KCE wil wachttijd recht om vergeten te worden na borstkanker danig inperken.
Illustratiebeeld.
Foto: ThinkStock
Het KCE werd belast met het regelmatig tegen het licht houden van deze referentieroosters, in het kader van de medische vooruitgang. Dat heeft het Kenniscentrum nu gedaan voor borstkanker in situ - een tumor die zich beperkt tot het weefsel waarin hij is ontstaan - en invasieve borstkanker in een vroeg stadium (carcinoma stadium I of II).
Momenteel geldt voor borstkanker in situ een wachttijd van één jaar na het beëindigen van de behandeling, voor de andere stadia is die wachttijd tien jaar.
Wachttijden inkorten of schrappen:
In samenwerking met de Stichting Kankerregister namen KCE-onderzoekers 93.368 borstkankerdiagnoses onder de loep: 10.452 met in situ kanker en 82.916 met carcinomen stadium I of II. Bij de in situ gevallen werd tot veertien jaar na de diagnose geen oversterfte vastgesteld. Daarom stelt het KCE voor om de wachttijd voor die mensen helemaal te schrappen.
Voor kleine en vroege invasieve carcinomen (stadium I) benaderen de overlevingscurves die van de algemene bevolking vanaf een jaar. Daarom stelt het KCE voor om voor die mensen de wachttijd van tien jaar naar één jaar te herleiden. Deze voorstellen zouden, volgens berekeningen van de KCE, mogelijk gevolgen hebben voor één op de twee vrouwen bij wie borstkanker wordt gediagnosticeerd. Daarnaast stelt het Kenniscentrum ook voor om de wachttijd te rekenen vanaf de datum van diagnose in plaats van vanaf de voltooiing van de behandeling. Die laatste datum is namelijk niet altijd even gemakkelijk vast te stellen.

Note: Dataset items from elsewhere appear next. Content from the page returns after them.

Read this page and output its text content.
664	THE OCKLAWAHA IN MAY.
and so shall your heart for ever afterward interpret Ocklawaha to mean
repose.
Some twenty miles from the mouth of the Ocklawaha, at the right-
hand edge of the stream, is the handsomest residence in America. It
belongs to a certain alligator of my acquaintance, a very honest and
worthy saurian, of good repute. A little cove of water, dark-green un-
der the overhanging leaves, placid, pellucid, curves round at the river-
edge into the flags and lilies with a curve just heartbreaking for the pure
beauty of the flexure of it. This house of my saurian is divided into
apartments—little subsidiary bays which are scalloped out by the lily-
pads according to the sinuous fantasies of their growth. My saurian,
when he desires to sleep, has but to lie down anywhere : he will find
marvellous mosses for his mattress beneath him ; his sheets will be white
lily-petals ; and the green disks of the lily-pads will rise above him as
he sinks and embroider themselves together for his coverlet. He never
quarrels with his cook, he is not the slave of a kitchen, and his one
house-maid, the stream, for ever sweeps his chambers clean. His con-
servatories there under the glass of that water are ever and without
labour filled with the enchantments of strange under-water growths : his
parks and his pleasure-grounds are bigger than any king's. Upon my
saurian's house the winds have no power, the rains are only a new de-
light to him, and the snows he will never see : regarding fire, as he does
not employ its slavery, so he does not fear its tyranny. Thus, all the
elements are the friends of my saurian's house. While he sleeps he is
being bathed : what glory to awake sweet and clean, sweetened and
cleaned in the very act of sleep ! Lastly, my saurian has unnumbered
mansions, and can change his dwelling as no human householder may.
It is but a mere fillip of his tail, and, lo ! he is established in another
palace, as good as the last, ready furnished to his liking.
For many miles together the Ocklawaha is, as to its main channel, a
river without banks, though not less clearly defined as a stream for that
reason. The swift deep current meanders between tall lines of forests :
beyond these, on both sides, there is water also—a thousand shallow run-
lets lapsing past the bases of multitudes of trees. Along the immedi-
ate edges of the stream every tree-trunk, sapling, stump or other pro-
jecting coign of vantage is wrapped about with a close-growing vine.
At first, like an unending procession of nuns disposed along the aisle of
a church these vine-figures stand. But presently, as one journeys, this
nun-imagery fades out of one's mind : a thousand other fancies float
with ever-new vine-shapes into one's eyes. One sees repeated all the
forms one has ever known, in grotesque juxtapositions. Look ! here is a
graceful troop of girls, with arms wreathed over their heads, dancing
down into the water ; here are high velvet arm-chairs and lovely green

In een volgende fase zal het Opvolgingsbureau voor de Tarifering schuldsaldoverzekering de voorstellen onder de loep nemen. Daarna worden beide adviezen overgemaakt aan de bevoegde autoriteiten, die uiteindelijk de knoop doorhakken. In de toekomst zullen ook nog andere aandoeningen worden bestudeerd.